Una vez por semana se reúne el capítulo; preside la priora y asisten las madres vocales. Cada hermana va a su vez a arrodillarse en la piedra, y confiesa en voz alta, en presencia de todas, las faltas y pecados que ha cometido durante la semana. Las madres vocales deliberan después de cada confesión, e imponen también en voz alta la penitencia.

Además de la confesión en voz alta, para la cual se reserva todas las faltas un poco graves, tienen para las faltas veniales lo que se llama la culpa. Hacer la culpa es prosternarse durante la misa boca abajo delante de la priora, hasta que ésta, a quien no llaman nunca más que «nuestra madre», avisa a la paciente que puede levantarse por medio de un golpe en la tabla del sillón. Se hace la culpa por cosas muy pequeñas: por romper un vaso, por rasgar un velo, por retrasarse involuntariamente algunos segundos al ir a misa, por cantar mal una nota en la iglesia, etc.; esto es suficiente motivo para hacer la culpa. La culpa es voluntaria: la culpable (esta palabra es usada aquí etimológicamente) se juzga y castiga a sí misma. Los días de fiesta y los domingos hay cuatro madres cantoras que salmodian los oficios ante un gran facistol de cuatro pupitres. Un día, una madre cantora entonó un salmo que empezaba por Ecce, y en lugar de Ecce dijo en voz alta estas notas: «do, si, sol»; por esta distracción, sufrió una culpa que duró todo el oficio. Lo que agravó enormemente la culpa es que el capítulo se había echado a reír.
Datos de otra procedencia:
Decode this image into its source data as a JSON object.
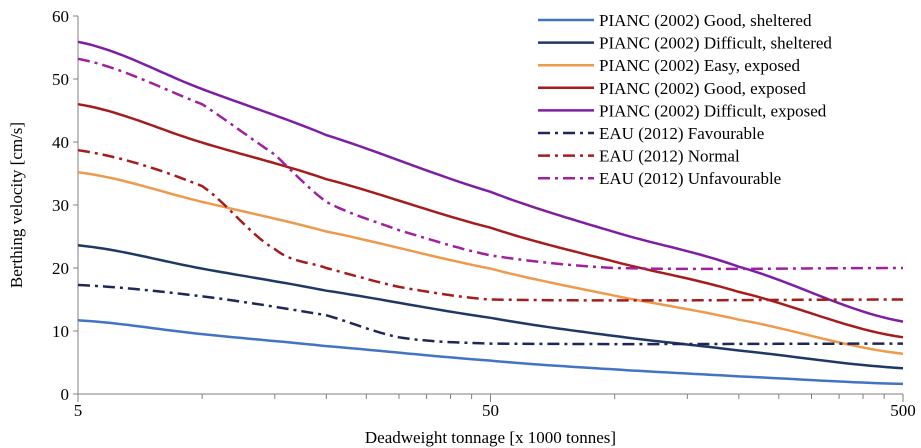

Cuando una religiosa era llamada al locutorio, aunque fuera la priora, se bajaba el velo de manera que, según hemos dicho, sólo dejaba ver la boca.

Sólo la priora podía hablar con los extraños; las demás no podían ver más que a su familia, y esto raras veces. Si por casualidad quería alguien ver a una monja a quien había conocido o amado en el mundo, tenía que realizar una complicada negociación. Si era una mujer, podía en algunos casos concederse la autorización: la monja iba al locutorio y hablaba por entre los postigos, que sólo se abrían para una madre o para una hermana. No es necesario decir que este permiso se negaba siempre a los hombres.

Tal era la regla de San Benito, rigorizada por Martín Verga.

Estas monjas no son alegres, rosadas, frescas, como lo son las de otras muchas órdenes. Son pálidas y graves. Desde 1825 a 1830, tres se volvieron locas.